The platforms would rely on fact-checking organizations that are accredited by nonprofit fact-checking industry organizations such as the ReportersLab at Duke University or other similar organizations. These organizations are independent of government and platform control, set the fact-checking standards, and monitor the fact-checkers’ funding sources. These organizations can also leverage new crowdsourcing and AI fact-checking technologies.
Fact-checking’s positive impact extends to the content publishers and authors—the feedback loop encourages accountability. While some academics have found based on limited simulations that fact-checking is not effective in challenging pre-existing beliefs, other researchers show that fact-checking has a positive impact and does not “backfire.” Let common sense prevail: make it easy for users to ask for content-specific fact-checking, help bona fide fact-checkers do their job, and augment false or misleading content with clear labels.
Note that there is a fundamental difference between content augmentation—as outlined above—and “middleware filtering,” which has been promoted by some researchers and technologists. Content filtering is about allowing the platforms or other parties to remove content from a user’s feed—which should be the last resort (such as for child sexual abuse material or terrorist content). When filtering is applied more broadly as a content moderation strategy by third parties, it risks strengthening social media echo chambers and seems at greater odds with the values of free speech (and in the US, with the spirit of the First Amendment). Augmenting content is the opposite—it adds speech and aims to break down echo chambers by presenting users with analysis from different independent groups. Unlike reliance on filtering, augmenting media with fact-checking is more in the spirit of deliberative democracy.
IV. Establish open access to live social media data.
Both regulators and researchers have pointed out that transparency—having access to data so we can better analyze the problem and come up with a solution--is critical. The proposals above deliver on the transparency needed in a concrete, open way.
Specifically, we propose that the following data should be made publicly available:
- Anonymized attention receipt data, including dollars generated each month, time spent, zip code, and age group.
- Anonymized web content propagation data: real-time tracking of web content being re-shared, including available fact-checking results.

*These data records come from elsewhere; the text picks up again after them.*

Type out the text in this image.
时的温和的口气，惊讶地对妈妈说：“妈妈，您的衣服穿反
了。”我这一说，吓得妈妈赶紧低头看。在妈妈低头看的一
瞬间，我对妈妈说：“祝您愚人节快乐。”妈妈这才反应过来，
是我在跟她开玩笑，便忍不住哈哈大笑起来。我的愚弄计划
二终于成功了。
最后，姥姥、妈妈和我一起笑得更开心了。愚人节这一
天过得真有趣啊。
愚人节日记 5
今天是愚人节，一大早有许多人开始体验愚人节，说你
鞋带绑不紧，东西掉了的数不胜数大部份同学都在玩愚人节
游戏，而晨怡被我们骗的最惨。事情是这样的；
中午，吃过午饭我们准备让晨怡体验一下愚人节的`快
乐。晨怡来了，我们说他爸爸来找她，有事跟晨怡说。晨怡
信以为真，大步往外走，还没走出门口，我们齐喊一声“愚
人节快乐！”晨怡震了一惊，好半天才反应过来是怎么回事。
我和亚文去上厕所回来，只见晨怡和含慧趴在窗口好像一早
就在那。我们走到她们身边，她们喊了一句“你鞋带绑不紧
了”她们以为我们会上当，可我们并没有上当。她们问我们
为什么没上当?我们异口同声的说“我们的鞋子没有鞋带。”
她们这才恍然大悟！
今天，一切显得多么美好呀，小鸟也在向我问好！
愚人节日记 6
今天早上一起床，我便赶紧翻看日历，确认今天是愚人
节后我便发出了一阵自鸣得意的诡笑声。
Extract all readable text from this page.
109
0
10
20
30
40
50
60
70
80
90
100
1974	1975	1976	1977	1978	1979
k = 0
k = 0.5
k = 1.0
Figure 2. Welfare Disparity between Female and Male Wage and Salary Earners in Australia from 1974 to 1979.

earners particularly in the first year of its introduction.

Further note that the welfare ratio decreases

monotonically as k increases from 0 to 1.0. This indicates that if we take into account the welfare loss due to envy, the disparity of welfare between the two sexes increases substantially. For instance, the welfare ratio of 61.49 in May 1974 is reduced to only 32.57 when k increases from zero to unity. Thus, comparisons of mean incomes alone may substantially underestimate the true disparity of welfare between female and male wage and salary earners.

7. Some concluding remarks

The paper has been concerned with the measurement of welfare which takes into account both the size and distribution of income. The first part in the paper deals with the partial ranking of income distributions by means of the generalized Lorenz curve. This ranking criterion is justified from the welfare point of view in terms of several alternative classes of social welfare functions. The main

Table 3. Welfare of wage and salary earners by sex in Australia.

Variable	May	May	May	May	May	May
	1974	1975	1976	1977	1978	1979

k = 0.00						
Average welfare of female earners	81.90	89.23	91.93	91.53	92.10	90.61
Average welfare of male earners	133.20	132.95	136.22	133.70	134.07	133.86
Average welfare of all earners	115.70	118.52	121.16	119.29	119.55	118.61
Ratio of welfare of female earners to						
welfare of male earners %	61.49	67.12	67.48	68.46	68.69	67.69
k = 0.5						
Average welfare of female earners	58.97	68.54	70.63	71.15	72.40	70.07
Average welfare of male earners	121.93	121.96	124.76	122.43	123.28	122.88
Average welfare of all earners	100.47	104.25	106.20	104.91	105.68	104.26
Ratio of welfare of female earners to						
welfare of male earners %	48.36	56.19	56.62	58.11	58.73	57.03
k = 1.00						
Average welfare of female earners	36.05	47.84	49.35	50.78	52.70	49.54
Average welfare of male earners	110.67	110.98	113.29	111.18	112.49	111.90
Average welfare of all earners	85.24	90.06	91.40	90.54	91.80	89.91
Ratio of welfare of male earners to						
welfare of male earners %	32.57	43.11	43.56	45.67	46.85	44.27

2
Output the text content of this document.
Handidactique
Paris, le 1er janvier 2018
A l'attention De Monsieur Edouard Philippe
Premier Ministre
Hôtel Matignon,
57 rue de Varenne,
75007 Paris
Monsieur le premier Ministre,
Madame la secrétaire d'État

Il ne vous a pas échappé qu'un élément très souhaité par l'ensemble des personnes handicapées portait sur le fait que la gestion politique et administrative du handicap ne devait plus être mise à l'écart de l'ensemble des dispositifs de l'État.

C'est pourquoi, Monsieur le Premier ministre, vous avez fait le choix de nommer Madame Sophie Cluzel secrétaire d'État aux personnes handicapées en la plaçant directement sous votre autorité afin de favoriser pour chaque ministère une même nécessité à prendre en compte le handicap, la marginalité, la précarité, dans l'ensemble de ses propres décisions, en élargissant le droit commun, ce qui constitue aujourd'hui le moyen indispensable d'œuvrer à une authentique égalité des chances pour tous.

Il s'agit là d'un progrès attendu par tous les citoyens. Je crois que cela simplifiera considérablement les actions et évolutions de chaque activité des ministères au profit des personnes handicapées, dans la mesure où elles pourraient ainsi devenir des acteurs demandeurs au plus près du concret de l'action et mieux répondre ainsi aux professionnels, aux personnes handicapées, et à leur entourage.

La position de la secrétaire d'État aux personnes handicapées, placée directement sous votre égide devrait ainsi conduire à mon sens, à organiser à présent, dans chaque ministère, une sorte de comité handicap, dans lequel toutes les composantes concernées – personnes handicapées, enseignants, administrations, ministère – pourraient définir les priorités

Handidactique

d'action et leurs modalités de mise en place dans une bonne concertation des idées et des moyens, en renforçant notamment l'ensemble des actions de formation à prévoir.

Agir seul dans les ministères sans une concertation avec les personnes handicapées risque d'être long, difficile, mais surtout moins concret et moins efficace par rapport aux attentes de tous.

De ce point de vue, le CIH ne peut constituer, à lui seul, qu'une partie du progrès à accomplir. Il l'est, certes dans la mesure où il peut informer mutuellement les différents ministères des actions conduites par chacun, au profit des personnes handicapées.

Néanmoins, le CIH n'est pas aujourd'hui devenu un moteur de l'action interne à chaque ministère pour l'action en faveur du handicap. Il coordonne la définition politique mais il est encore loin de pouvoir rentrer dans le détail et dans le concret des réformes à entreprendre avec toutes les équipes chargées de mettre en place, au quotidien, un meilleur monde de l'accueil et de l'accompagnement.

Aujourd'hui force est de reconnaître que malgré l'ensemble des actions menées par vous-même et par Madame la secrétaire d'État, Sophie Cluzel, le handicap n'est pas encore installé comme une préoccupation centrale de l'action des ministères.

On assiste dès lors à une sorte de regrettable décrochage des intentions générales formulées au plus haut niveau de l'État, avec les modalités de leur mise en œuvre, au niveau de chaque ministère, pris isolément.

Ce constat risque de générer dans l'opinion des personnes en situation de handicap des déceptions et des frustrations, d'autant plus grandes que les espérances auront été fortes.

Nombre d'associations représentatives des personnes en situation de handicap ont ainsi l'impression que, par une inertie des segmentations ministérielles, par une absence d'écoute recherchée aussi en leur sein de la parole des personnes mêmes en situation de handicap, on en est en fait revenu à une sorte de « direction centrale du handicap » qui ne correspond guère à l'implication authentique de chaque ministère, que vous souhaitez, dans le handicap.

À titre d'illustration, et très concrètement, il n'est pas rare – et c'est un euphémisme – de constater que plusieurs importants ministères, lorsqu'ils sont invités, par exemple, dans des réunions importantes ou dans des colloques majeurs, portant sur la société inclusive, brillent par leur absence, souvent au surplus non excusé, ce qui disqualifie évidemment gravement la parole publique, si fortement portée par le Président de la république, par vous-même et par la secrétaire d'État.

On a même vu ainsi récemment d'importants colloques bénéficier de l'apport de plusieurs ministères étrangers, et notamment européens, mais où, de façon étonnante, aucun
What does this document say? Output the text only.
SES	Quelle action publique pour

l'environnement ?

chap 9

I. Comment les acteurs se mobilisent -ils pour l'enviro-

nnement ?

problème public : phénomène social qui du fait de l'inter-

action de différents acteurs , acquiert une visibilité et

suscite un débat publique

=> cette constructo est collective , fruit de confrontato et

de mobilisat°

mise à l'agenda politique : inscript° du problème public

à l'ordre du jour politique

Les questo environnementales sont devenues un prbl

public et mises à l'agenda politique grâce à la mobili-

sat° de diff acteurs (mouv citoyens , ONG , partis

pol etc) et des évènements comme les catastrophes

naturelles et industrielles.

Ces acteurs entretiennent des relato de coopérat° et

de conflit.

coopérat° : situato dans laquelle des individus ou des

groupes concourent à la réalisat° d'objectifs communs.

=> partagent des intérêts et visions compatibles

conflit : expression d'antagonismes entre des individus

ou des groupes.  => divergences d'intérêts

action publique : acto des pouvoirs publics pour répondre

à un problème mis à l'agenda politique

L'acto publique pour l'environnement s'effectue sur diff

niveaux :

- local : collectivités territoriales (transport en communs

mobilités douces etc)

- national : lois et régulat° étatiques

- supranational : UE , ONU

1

Making this information publicly available will enable research to be published and verified by other academics, which is more difficult in a closed model. This proposal also mandates anonymizing the data, so user privacy is fully protected.
Although platforms will likely protest, these types of data are not, and should not be considered, trade secrets or otherwise protected from disclosure. Like food labels, making this information public will reveal some of what the platforms do (thereby causing them minor harm), but doing so is good for consumers and good for researchers. It also opens the door for innovative services or apps to emerge, and helps level the competitive field.
Summary: Nudging social media toward a more positive trajectory
With the above proposals in place, we can begin to imagine a social media experience where we are more likely to know if the posts we see are from a real human or not. We can get more timely feedback on the trustworthiness of posts we read. Our feed is less filled with provocations, as algorithms are increasingly optimized for us as users, not because our attention is the primary product being sold.
None of these proposals will “solve” the problem of social media harm entirely—because there is no one solution. But each of them can move the needle towards a world with a healthier social media environment and a better relationship between humans and technology.